HAYES v. BICKELHOUPT.

[19 O. G. 177.]

Circuit Court, S. D. New York.

Nov. 10, 1880.

PATENTS—EQUITY PLEADING—MULTIFARIOUSNESS.

[Bill for infringement of 33 claims, in 4 several patents, held demurrable for multifariousness. Hayes v. Dayton, 8 Fed. 702, followed.]

In equity.

J. H. Whitelegge, for plaintiff.

A. V. Briessen, for defendant.

BLATCHFORD, Circuit Judge. The bill in this case is exactly like the bill in Hayes v. Dayton [8 Fed. 702], just decided, except that it leaves out reissues Nos. 8,676 and 8,689 and their several originals and concerns only thirty-three claims in four several patents. The bill is demurred to.

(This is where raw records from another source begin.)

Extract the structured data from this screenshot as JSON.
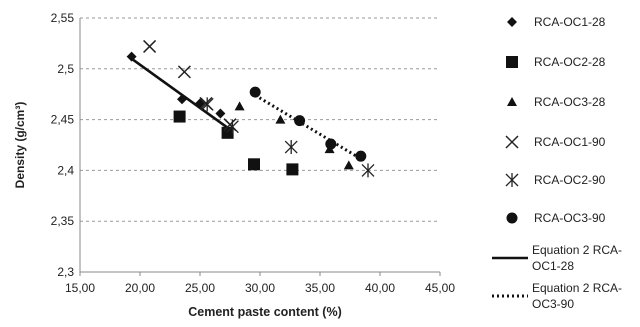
{
  "chart_data": {
    "type": "scatter",
    "xlabel": "Cement paste content (%)",
    "ylabel": "Density (g/cm³)",
    "xlim": [
      15,
      45
    ],
    "ylim": [
      2.3,
      2.55
    ],
    "x_ticks": [
      "15,00",
      "20,00",
      "25,00",
      "30,00",
      "35,00",
      "40,00",
      "45,00"
    ],
    "y_ticks": [
      "2,3",
      "2,35",
      "2,4",
      "2,45",
      "2,5",
      "2,55"
    ],
    "x_tick_values": [
      15,
      20,
      25,
      30,
      35,
      40,
      45
    ],
    "y_tick_values": [
      2.3,
      2.35,
      2.4,
      2.45,
      2.5,
      2.55
    ],
    "grid": "horizontal dashed",
    "legend_position": "right",
    "series": [
      {
        "name": "RCA-OC1-28",
        "marker": "diamond",
        "color": "#111111",
        "points": [
          [
            19.3,
            2.512
          ],
          [
            23.5,
            2.47
          ],
          [
            25.0,
            2.466
          ],
          [
            26.7,
            2.456
          ]
        ]
      },
      {
        "name": "RCA-OC2-28",
        "marker": "square",
        "color": "#111111",
        "points": [
          [
            23.3,
            2.453
          ],
          [
            27.3,
            2.437
          ],
          [
            29.5,
            2.406
          ],
          [
            32.7,
            2.401
          ]
        ]
      },
      {
        "name": "RCA-OC3-28",
        "marker": "triangle",
        "color": "#111111",
        "points": [
          [
            28.3,
            2.463
          ],
          [
            31.7,
            2.45
          ],
          [
            35.8,
            2.421
          ],
          [
            37.4,
            2.405
          ]
        ]
      },
      {
        "name": "RCA-OC1-90",
        "marker": "x",
        "color": "#222222",
        "points": [
          [
            20.8,
            2.522
          ],
          [
            23.7,
            2.497
          ],
          [
            25.5,
            2.466
          ],
          [
            27.5,
            2.445
          ]
        ]
      },
      {
        "name": "RCA-OC2-90",
        "marker": "asterisk",
        "color": "#222222",
        "points": [
          [
            25.6,
            2.465
          ],
          [
            27.7,
            2.443
          ],
          [
            32.6,
            2.423
          ],
          [
            39.0,
            2.4
          ]
        ]
      },
      {
        "name": "RCA-OC3-90",
        "marker": "circle",
        "color": "#111111",
        "points": [
          [
            29.6,
            2.477
          ],
          [
            33.3,
            2.449
          ],
          [
            35.9,
            2.426
          ],
          [
            38.4,
            2.414
          ]
        ]
      }
    ],
    "trendlines": [
      {
        "name": "Equation 2 RCA-OC1-28",
        "style": "solid",
        "color": "#111111",
        "from": [
          19.3,
          2.51
        ],
        "to": [
          27.3,
          2.442
        ]
      },
      {
        "name": "Equation 2 RCA-OC3-90",
        "style": "dotted",
        "color": "#111111",
        "from": [
          29.6,
          2.474
        ],
        "to": [
          38.6,
          2.41
        ]
      }
    ],
    "legend_text": [
      [
        "RCA-OC1-28"
      ],
      [
        "RCA-OC2-28"
      ],
      [
        "RCA-OC3-28"
      ],
      [
        "RCA-OC1-90"
      ],
      [
        "RCA-OC2-90"
      ],
      [
        "RCA-OC3-90"
      ],
      [
        "Equation 2 RCA-",
        "OC1-28"
      ],
      [
        "Equation 2 RCA-",
        "OC3-90"
      ]
    ]
  }
}
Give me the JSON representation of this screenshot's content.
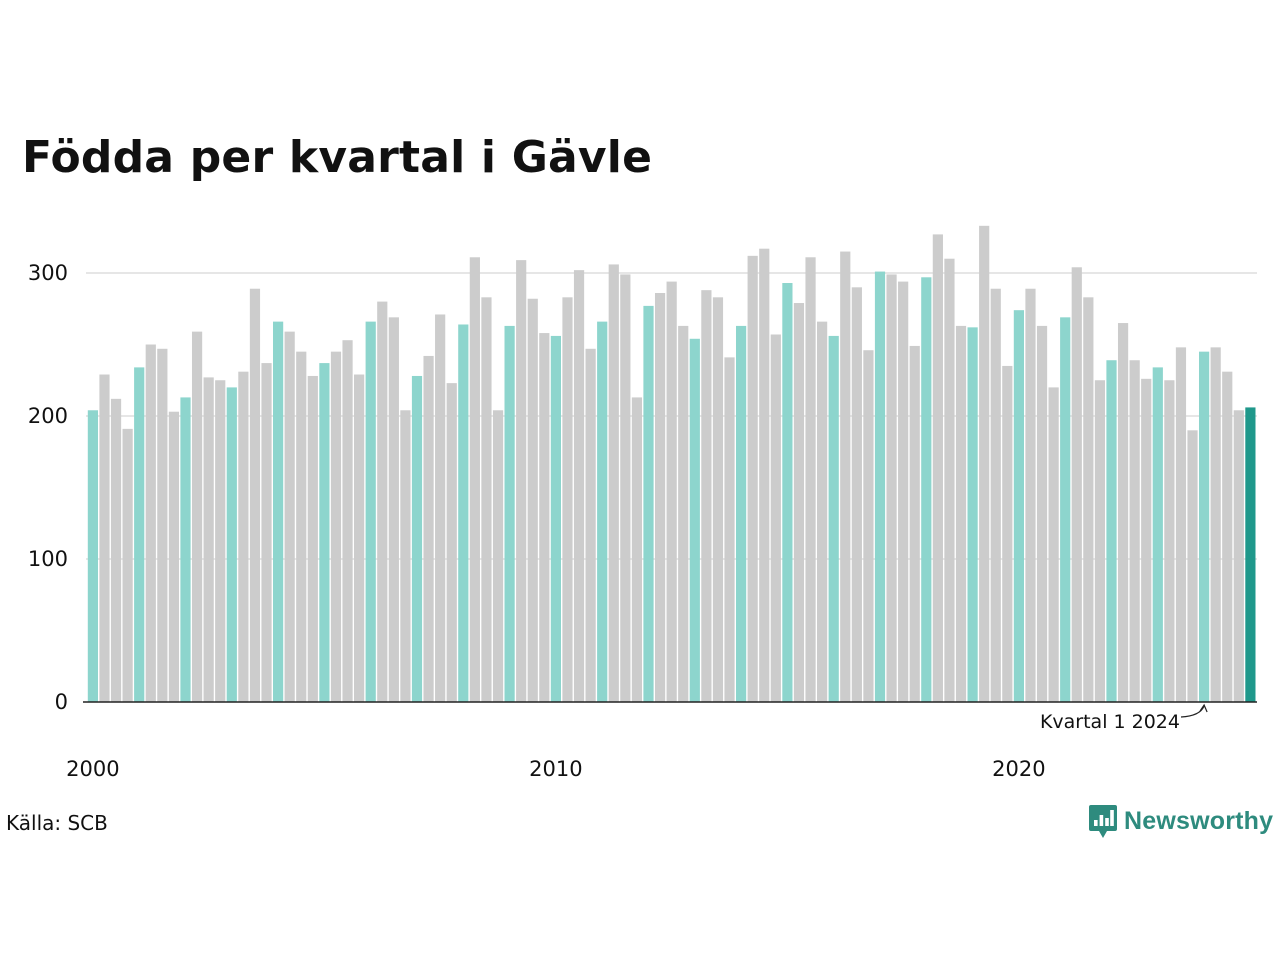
{
  "chart_data": {
    "type": "bar",
    "title": "Födda per kvartal i Gävle",
    "xlabel": "",
    "ylabel": "",
    "ylim": [
      0,
      340
    ],
    "yticks": [
      0,
      100,
      200,
      300
    ],
    "xticks": [
      "2000",
      "2010",
      "2020"
    ],
    "grid": true,
    "legend": "none",
    "highlight_rule": "kvartal 1 of each year",
    "colors": {
      "q1": "#8dd5cd",
      "other": "#cccccc",
      "latest": "#1f988b",
      "grid": "#dddddd",
      "axis": "#222222"
    },
    "categories": [
      "2000 K1",
      "2000 K2",
      "2000 K3",
      "2000 K4",
      "2001 K1",
      "2001 K2",
      "2001 K3",
      "2001 K4",
      "2002 K1",
      "2002 K2",
      "2002 K3",
      "2002 K4",
      "2003 K1",
      "2003 K2",
      "2003 K3",
      "2003 K4",
      "2004 K1",
      "2004 K2",
      "2004 K3",
      "2004 K4",
      "2005 K1",
      "2005 K2",
      "2005 K3",
      "2005 K4",
      "2006 K1",
      "2006 K2",
      "2006 K3",
      "2006 K4",
      "2007 K1",
      "2007 K2",
      "2007 K3",
      "2007 K4",
      "2008 K1",
      "2008 K2",
      "2008 K3",
      "2008 K4",
      "2009 K1",
      "2009 K2",
      "2009 K3",
      "2009 K4",
      "2010 K1",
      "2010 K2",
      "2010 K3",
      "2010 K4",
      "2011 K1",
      "2011 K2",
      "2011 K3",
      "2011 K4",
      "2012 K1",
      "2012 K2",
      "2012 K3",
      "2012 K4",
      "2013 K1",
      "2013 K2",
      "2013 K3",
      "2013 K4",
      "2014 K1",
      "2014 K2",
      "2014 K3",
      "2014 K4",
      "2015 K1",
      "2015 K2",
      "2015 K3",
      "2015 K4",
      "2016 K1",
      "2016 K2",
      "2016 K3",
      "2016 K4",
      "2017 K1",
      "2017 K2",
      "2017 K3",
      "2017 K4",
      "2018 K1",
      "2018 K2",
      "2018 K3",
      "2018 K4",
      "2019 K1",
      "2019 K2",
      "2019 K3",
      "2019 K4",
      "2020 K1",
      "2020 K2",
      "2020 K3",
      "2020 K4",
      "2021 K1",
      "2021 K2",
      "2021 K3",
      "2021 K4",
      "2022 K1",
      "2022 K2",
      "2022 K3",
      "2022 K4",
      "2023 K1",
      "2023 K2",
      "2023 K3",
      "2023 K4",
      "2024 K1",
      "2024 K2",
      "2024 K3",
      "2024 K4",
      "2025 K1"
    ],
    "values": [
      204,
      229,
      212,
      191,
      234,
      250,
      247,
      203,
      213,
      259,
      227,
      225,
      220,
      231,
      289,
      237,
      266,
      259,
      245,
      228,
      237,
      245,
      253,
      229,
      266,
      280,
      269,
      204,
      228,
      242,
      271,
      223,
      264,
      311,
      283,
      204,
      263,
      309,
      282,
      258,
      256,
      283,
      302,
      247,
      266,
      306,
      299,
      213,
      277,
      286,
      294,
      263,
      254,
      288,
      283,
      241,
      263,
      312,
      317,
      257,
      293,
      279,
      311,
      266,
      256,
      315,
      290,
      246,
      301,
      299,
      294,
      249,
      297,
      327,
      310,
      263,
      262,
      333,
      289,
      235,
      274,
      289,
      263,
      220,
      269,
      304,
      283,
      225,
      239,
      265,
      239,
      226,
      234,
      225,
      248,
      190,
      245,
      248,
      231,
      204,
      206
    ],
    "annotation": {
      "text": "Kvartal 1 2024",
      "target": "2024 K1"
    }
  },
  "source": {
    "label": "Källa: SCB"
  },
  "logo": {
    "text": "Newsworthy",
    "icon": "bar-chart-speech-bubble-icon"
  }
}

The demurrer states the cause of demurrer to be that the bill “is multifarious, and separate and 909distinct causes of action are united therein which ought not to be joined or united, to wit: that said bill of complaint sets forth many separate and distinct letters patent, for infringement of which suit is brought, but shows no reason for uniting these separate and distinct causes of action in one suit against this defendant.” The demurrer appears to be sufficient in form to raise the question considered and decided in Hayes v. Dayton, and for the reasons assigned in the decision in that case, the demurrer is allowed, with costs.